One of my favorite features of Hudson is the ability to watch the console output of a build in progress, like this one:

Hudson console output

Other cool things include:

  • No more messing around with XML
  • I can setup a Hudson job and use it to run mvn release:clean release:prepare on my branch code. (Haven’t tried this beyond tinkering yet, though. Could possibly be manual or nightly job it seems.)
  • It’s easy to have several builds for different branches and see them all at once.
  • There’s a really cool build history graph that shows both the time it took to build each release, and whether it passed or failed — makes it easy to see your build trends on the team.

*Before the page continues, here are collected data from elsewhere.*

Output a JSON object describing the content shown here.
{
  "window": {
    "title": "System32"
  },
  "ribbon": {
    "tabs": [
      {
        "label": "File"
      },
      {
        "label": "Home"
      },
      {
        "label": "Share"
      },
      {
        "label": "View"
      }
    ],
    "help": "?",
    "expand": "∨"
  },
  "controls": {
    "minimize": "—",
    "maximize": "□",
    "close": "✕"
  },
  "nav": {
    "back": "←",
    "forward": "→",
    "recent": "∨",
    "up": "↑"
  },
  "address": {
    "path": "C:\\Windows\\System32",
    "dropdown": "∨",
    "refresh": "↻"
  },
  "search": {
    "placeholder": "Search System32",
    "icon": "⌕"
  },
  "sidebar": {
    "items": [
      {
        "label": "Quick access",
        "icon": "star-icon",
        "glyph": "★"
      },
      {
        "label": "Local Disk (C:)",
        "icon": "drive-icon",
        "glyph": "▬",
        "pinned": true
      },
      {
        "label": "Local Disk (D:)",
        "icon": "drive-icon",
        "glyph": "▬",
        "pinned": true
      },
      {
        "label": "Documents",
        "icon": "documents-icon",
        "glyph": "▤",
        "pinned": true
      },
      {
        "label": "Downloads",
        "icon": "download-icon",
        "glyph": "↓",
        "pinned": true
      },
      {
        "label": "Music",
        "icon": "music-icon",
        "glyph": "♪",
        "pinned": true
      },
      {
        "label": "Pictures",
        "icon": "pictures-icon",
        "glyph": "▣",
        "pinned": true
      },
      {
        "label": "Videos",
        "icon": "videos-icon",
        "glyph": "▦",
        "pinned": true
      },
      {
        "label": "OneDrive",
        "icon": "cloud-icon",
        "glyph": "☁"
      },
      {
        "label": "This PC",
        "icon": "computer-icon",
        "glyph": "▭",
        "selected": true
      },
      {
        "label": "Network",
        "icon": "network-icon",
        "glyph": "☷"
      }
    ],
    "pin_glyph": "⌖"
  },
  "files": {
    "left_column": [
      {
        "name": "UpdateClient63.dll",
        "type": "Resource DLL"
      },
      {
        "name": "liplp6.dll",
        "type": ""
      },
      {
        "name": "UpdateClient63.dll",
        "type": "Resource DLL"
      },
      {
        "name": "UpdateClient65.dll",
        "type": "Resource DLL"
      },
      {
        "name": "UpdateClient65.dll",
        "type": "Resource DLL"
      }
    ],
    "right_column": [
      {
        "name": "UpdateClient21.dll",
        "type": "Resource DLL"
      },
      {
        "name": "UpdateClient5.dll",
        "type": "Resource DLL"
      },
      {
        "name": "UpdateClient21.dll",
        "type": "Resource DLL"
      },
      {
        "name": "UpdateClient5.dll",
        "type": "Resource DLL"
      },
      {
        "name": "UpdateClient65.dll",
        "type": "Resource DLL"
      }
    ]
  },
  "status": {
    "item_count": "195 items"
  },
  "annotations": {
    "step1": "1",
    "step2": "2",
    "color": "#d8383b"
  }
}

I’m looking forward to investigating it’s publishing of Javadoc and JUnit test results. I also want to see if it’ll do anything with Maven’s site generation. If so, that’d be a big win. I’ve fiddled with Continuum, but this just feels like a better setup to me, and the author seems eager to add Maven2 integration to it.

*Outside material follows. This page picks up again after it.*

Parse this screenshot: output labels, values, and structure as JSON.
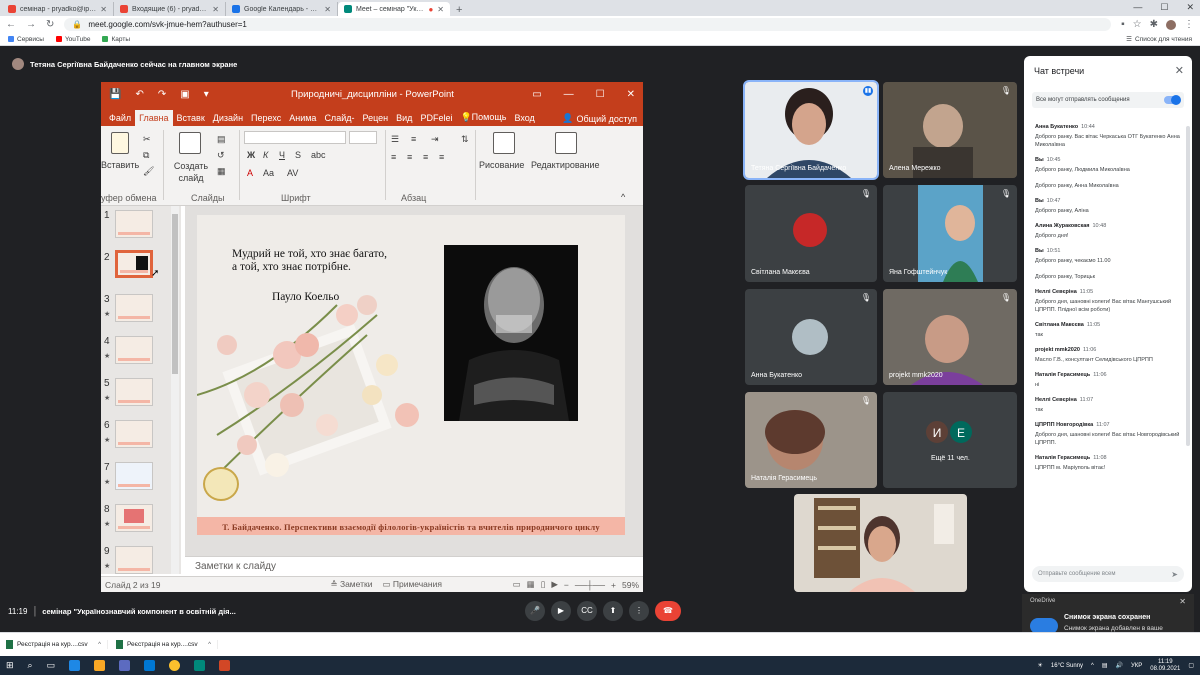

After having it around for a couple weeks, I’ve tentatively switch our build to use it. It’s just so easy to turn on, that it seems like a no brainer. If it doesn’t pan out then we can always turn CruiseControl back on, but I don’t anticipate that outcome. Something else I might try is to drop Hudson into Tomcat if winstone seems to strain, but I don’t think we’ll need that either. It’s built our stuff plenty fast in that little servlet container for a few weeks now, so I’m not anticipating any load increase to it — simply more publicity for it among our team.

Try it out. Let me know if you think it’s worth the switch.

5 Responses to “Try Hudson Instead of CruiseControl: The 3 Minute Setup”

  1. Is there any particular version of Hudson one should use? I just downloaded 1.79 and don’t seem to see any output in the browser at all (and no errors on the command line)…

  2. Luke Francl says:

    I set up Hudson for continuous integration at my last job and found it to be much more pleasant to use than CruiseControl. CC is hard to get working and has ugly results pages. Hudson, by contrast, is extremely simple to get going (no editing config files!).

  3. Thanks for this blog, and the great idea about quickly running Hudson. I took this even further and now running Hudson is even easier. See my post for details.

  4. tim says:

    Kohsuke — great move. Making Hudson easier to run is a great way to make it cheap to try out, and make it more likely that people will make the switch if it makes sense for them. :-)

  5. Ed Gibbs says:

    I flipped everything over to Hudson back in January and it’s been really smooth. Most of the developers appreciate it since they don’t have to go look at the XML in cruisecontrol. I’d say the only annoying thing is that I’d like to save some of the artifacts from each build like the Clover, JUnit, and Checkstyle reports, but Hudson blows away the old ones each time. I figure I can probably build a job to move these, but I haven’t bothered yet.

    One thing I did do was put in links on each project build page to the reports I want to see. With maven you can just link to the main surefire reports page.